Le Second Prince était l'individu dangereux qui avait exigé qu'on lui remette Marin.
Pourquoi sa femme s'approchait-elle soudain d'elle ?
« Qu'est-ce qui t'amène ici ? »
« Contrairement aux autres princes, Ban et Tan partagent la même consort. Alors, ne serait-il pas bien que Chérie et moi devenions amies ? »
Marin aurait voulu secouer la tête en disant qu'il n'y avait pas besoin, mais elle le réprima de force et resta silencieuse.
« Oh, tu es fâchée que j'aie appelé le Troisième Prince Tan ? Nous sommes proches depuis l'enfance. Tan me suivait partout. »
Sheila dit cela, comme pour vanter un passé dont on ne lui avait même pas demandé.
Marin la sentit l'observer de près, comme pour jauger sa réaction.
Marin resta silencieuse, sans aucune réponse.
Ne parvenant peut-être pas à obtenir la réaction qu'elle voulait, Sheila changea de sujet avec un air compassé.
« Alors, c'est pour quand, le mariage entre vous deux ? »
« Pardon ? »
Marin fut si surprise qu'elle éleva la voix sans le vouloir.
Cette fois, ce fut la réaction qu'elle attendait, car Sheila feignit la surprise avec un air satisfait.
« Oh mon Dieu ! Pourquoi es-tu si surprise ? Vous vivez ensemble dans la même pièce depuis si longtemps, tu n'as aucune intention de devenir une consort ? Ah, j'ai entendu dire que tu viens d'un pays étranger, c'est comme ça là-bas ? »
Marin lança un regard anxieux à la personne derrière elle.
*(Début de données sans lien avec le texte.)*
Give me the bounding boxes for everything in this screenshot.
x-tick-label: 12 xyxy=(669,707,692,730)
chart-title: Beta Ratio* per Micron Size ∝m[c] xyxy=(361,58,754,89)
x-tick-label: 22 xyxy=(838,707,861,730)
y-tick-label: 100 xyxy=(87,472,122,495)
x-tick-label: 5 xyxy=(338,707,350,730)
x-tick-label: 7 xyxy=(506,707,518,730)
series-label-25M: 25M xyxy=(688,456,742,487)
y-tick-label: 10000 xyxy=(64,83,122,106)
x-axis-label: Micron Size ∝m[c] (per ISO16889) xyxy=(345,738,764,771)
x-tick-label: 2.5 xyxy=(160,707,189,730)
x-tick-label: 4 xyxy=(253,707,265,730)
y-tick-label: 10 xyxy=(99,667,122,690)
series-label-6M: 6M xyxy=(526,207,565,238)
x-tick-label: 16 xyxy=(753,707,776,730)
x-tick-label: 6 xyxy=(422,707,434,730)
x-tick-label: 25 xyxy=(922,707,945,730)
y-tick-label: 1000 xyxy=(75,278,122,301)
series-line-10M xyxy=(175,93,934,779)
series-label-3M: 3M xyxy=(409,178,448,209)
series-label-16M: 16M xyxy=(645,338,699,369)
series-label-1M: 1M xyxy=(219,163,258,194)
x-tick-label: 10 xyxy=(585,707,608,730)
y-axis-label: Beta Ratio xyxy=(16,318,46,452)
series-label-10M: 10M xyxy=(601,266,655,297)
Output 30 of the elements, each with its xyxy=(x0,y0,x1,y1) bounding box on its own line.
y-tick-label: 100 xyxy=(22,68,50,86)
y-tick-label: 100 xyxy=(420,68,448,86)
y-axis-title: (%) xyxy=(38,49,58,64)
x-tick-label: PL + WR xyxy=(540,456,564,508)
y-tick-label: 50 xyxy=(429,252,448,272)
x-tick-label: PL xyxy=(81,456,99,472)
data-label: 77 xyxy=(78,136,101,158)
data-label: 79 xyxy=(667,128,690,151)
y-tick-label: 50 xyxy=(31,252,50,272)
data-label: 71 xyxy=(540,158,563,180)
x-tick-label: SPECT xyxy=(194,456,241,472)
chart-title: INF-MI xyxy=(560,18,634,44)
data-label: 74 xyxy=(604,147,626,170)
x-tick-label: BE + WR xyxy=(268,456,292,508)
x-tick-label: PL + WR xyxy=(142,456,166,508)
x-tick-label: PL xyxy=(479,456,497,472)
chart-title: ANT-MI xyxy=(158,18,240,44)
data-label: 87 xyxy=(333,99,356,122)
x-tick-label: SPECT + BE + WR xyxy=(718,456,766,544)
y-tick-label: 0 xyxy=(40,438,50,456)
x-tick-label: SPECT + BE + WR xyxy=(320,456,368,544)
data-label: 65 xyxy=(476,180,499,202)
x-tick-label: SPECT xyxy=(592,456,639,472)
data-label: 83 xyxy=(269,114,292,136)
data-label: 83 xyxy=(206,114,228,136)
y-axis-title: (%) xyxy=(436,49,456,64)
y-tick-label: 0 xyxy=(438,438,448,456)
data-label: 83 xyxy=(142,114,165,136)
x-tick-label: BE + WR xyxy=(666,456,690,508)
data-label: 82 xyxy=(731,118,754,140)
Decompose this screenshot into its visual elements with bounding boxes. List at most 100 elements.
Elle sentit à nouveau le regard piquant de Cal dans son dos.
Elle ne devait pas en parler au Duc. Il y avait des circonstances.
« Je suis désolée. Je suis très sensible à la chaleur, alors je ne pense pas pouvoir continuer cette conversation. »
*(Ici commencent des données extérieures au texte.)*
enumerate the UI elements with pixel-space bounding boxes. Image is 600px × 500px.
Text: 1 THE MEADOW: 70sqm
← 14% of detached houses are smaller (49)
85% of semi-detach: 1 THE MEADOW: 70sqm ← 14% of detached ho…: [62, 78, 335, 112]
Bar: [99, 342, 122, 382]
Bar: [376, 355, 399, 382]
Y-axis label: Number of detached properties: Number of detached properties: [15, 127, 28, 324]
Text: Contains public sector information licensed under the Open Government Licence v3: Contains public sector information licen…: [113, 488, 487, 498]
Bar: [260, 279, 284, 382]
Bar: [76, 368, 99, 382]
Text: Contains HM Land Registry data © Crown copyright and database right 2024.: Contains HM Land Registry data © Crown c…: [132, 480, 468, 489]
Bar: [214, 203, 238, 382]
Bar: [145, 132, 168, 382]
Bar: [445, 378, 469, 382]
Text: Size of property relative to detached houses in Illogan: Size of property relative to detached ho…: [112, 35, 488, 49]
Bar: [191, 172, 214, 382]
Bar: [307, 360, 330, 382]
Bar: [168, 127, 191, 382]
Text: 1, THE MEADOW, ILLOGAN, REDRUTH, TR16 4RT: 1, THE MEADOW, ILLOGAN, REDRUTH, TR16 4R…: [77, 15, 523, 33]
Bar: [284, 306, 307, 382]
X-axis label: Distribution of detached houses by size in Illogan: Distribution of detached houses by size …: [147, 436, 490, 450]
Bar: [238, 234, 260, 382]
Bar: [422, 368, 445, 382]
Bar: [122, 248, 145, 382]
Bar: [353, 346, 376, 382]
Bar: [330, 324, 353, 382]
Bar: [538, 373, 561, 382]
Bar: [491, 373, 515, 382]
Marin lui fit indirectement comprendre de partir, ne voulant plus lui parler.
Alors Sheila’ouvrit la bouche, feignant de ne pas comprendre, ses yeux noirs brillants.
« Donc tu es quelqu'un de constitution faible. Pourquoi ne pas enlever le tissu qui te couvre le visage s'il fait chaud ? Il ferait bien plus frais. »
La main de Sheila s'étendit vers le tissu qui couvrait le visage de Marin.
Marin recula vivement, heurtant la poitrine de Cal derrière elle.
« Quelle impolitesse. »
« Oh mon Dieu. Je m'inquiétais seulement. Tu as dit que tu étais très sensible à la chaleur. »
« Je pense avoir besoin de me reposer, alors je vais prendre congé. »
Marin le dit cette fois d'un ton plus résolu.
« Très bien. Repose-toi donc. »
Sheila se détourna d'un air glacial.
Mais alors qu'elle regagnait sa place, elle s'arrêta net au milieu du chemin et laissa tomber son mouchoir, feignant une maladresse.
Le mouchoir blanc tomba sur le sol sablonneux, emporté par le vent.
Qu'est-ce que ça veut dire ?
À cet instant, la voix rauque de Cal résonna à son oreille.
« Imsi. »
Marin dégaina sa dague d'un mouvement vif et se plaça près de Cal.
Peu après, des silhouettes masquées de noir apparurent au-delà du désert jaune.